How does it work?
Rent guarantee insurance covers your monthly rental income if your tenants do not pay. Some landlord policies include cover but you usually have to add this at an extra cost.
It is different to loss of rent cover, which only pays out if you are unable to let your property due to damage covered by your landlord building insurance, e.g. fire.
You can usually make a claim on your policy once your tenants have fallen one month behind with their rent. Your insurance will then continue to pay out for a fixed period, normally between 6 - 12 months.
Do you need it?
You should think about getting rent guarantee insurance if:
You rely on your rental income to pay your mortgage
You are letting your property to new tenants
You let to tenants who are more likely to default on their rent, e.g. unemployed
You are not legally required to have rent guarantee insurance, but it could offer valuable protection if your tenants fall behind with their rent or you need legal help.
Who can get it?
You usually need to have following in place to be eligible for a rent guarantee policy:
Assured shorthold tenancy (AST) agreement: This must be in place if you are a private landlord and your tenants rent your property as their main home. You can read more about ASTs and find an agreement template on the GOV.UK website.

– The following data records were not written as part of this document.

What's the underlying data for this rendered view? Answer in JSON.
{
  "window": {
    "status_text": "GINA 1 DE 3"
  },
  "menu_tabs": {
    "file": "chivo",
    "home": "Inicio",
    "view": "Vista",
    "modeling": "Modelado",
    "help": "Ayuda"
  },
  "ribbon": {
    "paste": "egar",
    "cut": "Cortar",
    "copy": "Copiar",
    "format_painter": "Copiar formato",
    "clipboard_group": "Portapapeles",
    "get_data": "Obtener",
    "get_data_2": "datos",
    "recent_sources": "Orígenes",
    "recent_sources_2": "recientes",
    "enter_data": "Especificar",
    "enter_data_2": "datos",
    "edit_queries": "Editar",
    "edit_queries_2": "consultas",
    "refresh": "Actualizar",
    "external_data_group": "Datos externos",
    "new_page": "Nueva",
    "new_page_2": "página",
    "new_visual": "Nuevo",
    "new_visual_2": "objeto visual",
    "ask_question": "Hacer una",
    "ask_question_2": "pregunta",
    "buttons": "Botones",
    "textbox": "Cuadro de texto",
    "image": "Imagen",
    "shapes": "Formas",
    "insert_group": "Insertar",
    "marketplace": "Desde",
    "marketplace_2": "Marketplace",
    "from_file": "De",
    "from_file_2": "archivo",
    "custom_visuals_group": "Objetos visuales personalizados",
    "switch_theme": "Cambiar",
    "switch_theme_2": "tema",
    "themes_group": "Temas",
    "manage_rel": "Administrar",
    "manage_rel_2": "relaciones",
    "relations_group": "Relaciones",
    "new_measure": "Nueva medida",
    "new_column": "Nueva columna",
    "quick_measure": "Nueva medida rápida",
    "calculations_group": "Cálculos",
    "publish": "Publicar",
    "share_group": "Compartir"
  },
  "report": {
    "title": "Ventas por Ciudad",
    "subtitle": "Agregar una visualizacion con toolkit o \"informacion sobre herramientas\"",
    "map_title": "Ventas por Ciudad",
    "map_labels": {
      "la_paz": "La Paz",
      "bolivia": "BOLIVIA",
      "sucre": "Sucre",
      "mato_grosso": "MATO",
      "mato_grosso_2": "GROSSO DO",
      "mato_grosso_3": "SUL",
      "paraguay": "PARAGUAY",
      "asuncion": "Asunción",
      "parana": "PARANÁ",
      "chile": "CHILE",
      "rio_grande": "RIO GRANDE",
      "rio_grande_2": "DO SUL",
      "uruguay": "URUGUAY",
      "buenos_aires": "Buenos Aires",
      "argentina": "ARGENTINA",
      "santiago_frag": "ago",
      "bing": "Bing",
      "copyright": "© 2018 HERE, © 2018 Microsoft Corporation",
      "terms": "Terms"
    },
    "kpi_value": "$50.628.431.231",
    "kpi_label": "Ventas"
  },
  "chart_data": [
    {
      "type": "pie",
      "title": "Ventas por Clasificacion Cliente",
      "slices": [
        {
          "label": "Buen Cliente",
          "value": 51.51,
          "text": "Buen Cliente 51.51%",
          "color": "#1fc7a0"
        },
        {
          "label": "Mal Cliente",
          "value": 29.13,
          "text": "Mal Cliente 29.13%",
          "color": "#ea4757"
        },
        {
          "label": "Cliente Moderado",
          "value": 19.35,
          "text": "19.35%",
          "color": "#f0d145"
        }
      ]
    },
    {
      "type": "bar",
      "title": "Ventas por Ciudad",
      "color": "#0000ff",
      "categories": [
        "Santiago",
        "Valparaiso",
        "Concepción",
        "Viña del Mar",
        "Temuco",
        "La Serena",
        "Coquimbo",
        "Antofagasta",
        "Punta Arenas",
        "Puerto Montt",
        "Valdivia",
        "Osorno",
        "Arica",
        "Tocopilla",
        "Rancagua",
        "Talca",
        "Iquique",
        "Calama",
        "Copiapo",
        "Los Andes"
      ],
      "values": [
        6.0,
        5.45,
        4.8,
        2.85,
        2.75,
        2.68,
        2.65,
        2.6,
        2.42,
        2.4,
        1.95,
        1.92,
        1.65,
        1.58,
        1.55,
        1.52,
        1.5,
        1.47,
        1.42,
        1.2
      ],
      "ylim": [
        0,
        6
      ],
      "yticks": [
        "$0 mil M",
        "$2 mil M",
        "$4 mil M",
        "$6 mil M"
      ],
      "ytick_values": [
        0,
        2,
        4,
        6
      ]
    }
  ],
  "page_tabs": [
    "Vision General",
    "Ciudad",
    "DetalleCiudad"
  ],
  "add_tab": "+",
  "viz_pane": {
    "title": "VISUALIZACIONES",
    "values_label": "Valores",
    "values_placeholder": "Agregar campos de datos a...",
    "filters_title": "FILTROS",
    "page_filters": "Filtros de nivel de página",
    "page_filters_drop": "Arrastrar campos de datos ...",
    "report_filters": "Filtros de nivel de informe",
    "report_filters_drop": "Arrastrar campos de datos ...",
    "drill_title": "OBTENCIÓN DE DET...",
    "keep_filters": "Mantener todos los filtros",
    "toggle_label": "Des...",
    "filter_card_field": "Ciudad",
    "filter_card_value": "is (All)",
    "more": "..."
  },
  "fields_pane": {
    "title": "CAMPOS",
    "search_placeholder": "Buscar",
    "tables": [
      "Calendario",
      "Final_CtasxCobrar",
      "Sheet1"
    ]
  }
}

Tenant referencing and credit checks: These independent checks confirm that your tenants can afford their rent, and also looks at their rental history. You can use an industry body like the NLA or a rent guarantee insurer to carry out these checks.
Deposit: This should be collected from your tenant before they move into your property, and held in a deposit protection scheme. You can find more information on the government's Tenancy Deposit Scheme website.
If you fail to meet any of these criteria, your insurer could refuse to pay any claims you make, so get everything in place before you take out cover.
What does it cover?
You can protect your monthly rental income up to £2,500 for a maximum of 12 months if:
Your tenant defaults on their rent
Your tenant deliberately causes damage to your property
Your tenant refuses to leave your property following an eviction notice
You are involved in a dispute with tenants over repairs or renovations to your property
Most rent guarantee policies cover 50% of your rental income while you are finding new tenants, up to three months after the previous occupants have been evicted.
You also usually get £100,000 of legal expenses cover, which covers fees associated with eviction proceedings and tenancy disputes.
Do you have to pay an excess?
Yes, this is usually equal to one month's rent but some insurers may charge a fixed excess, for example £500.
The amount you pay towards a claim may vary depending on which insurer you choose, so use our comparison to find a policy with an excess you can afford.
What does it exclude?
It varies depending on the insurer, but most policies exclude:
Claims made within the first 90 days of setting up your policy
Claims which are not reported quickly, e.g. within the first 60 days of rent default
Claims for tenants who have a history of defaulting on their rent
Some policies also exclude certain types of tenants, for example asylum seekers.
Your insurer may also reject claims if you fail to update them with changes to your circumstances, so let them know if you get new tenants or their employment changes.
How do you claim?
Try speaking with your tenants and ask for the rent they owe before you claim on your policy. If this is unsuccessful, you must give the following eviction notices before you can claim:
Section 21 notice ending the tenancy agreement
Section 8 notice seeking possession of your property if your tenants will not leave
Your insurer may only ask you to serve one eviction notice, either Section 21 or Section 8, before they will pay your claim, so check your documents for details.
Contact your insurer once your tenants have fallen one month behind with their rent. You can call their claims number, which will be printed in your policy documents.